The import ban on Russian diamonds cut or polished in third countries would be phased in between March and September next year.

"This phasing-in... takes into consideration the need to deploy an appropriate traceability mechanism that enables effective enforcement measures and minimizes disruptions for market players," the draft says.

As AFP notes, using code readers, workers in the diamond industry can access files attached to unique codes and add new ones, such as purchase receipts, export licenses, and certificates of authenticity.

12th sanctions package

The European Commission presented its proposals for the 12th package of sanctions against Russia to the EU Council on November 15. Sanctions are proposed against over 120 individuals and entities for their role in undermining the sovereignty and territorial integrity of Ukraine.
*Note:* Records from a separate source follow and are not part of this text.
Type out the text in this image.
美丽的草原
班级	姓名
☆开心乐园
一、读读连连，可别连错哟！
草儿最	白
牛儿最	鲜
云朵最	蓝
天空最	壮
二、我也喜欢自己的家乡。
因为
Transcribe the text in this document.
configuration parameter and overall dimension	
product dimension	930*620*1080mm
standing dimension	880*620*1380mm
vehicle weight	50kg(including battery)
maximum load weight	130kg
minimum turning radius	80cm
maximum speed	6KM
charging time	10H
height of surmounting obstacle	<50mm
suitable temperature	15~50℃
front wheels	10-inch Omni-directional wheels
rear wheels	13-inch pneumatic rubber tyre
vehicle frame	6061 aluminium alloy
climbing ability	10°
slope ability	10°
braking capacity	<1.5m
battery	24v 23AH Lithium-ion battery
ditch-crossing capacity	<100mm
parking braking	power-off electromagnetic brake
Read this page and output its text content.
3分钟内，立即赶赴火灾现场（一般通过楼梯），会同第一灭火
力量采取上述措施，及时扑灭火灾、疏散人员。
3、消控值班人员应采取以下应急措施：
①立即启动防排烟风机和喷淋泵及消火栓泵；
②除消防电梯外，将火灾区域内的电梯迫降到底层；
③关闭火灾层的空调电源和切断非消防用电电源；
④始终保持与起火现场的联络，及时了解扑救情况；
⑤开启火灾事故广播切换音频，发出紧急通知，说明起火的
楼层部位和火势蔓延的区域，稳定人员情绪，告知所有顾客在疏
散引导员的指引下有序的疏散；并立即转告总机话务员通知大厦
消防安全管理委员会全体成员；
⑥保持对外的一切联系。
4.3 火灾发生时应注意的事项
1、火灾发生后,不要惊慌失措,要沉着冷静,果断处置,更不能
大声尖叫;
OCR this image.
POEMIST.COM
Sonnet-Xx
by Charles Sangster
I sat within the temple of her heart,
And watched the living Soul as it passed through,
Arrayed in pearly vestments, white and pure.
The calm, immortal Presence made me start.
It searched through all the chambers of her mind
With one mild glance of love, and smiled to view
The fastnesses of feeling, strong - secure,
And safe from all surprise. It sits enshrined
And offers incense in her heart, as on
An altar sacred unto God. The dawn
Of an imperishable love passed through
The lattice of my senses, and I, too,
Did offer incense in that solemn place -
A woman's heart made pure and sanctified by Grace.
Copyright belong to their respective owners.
New import and export bans are also proposed, as well as measures for oil prices cap and counter EU sanctions circumvention.

Ban on Russian diamonds

According to The Guardian, the core of the European Commission's proposals, which still need to be approved by EU leaders at the next summit in December, involves steps aimed at cutting off Russia's commercial revenues. This includes a complete ban within the bloc on the sale of Russian diamonds and jewelry using precious stones from Siberian mines.

According to the EU, this step could lead to a reduction in Kremlin revenues by over 4.5 billion euros per year.

The ban has been developing since last year but became a reality only after Belgium, home to the global diamond center Antwerp, lifted its objections in the summer, and the G7 states agreed to impose sanctions at the summit in Japan.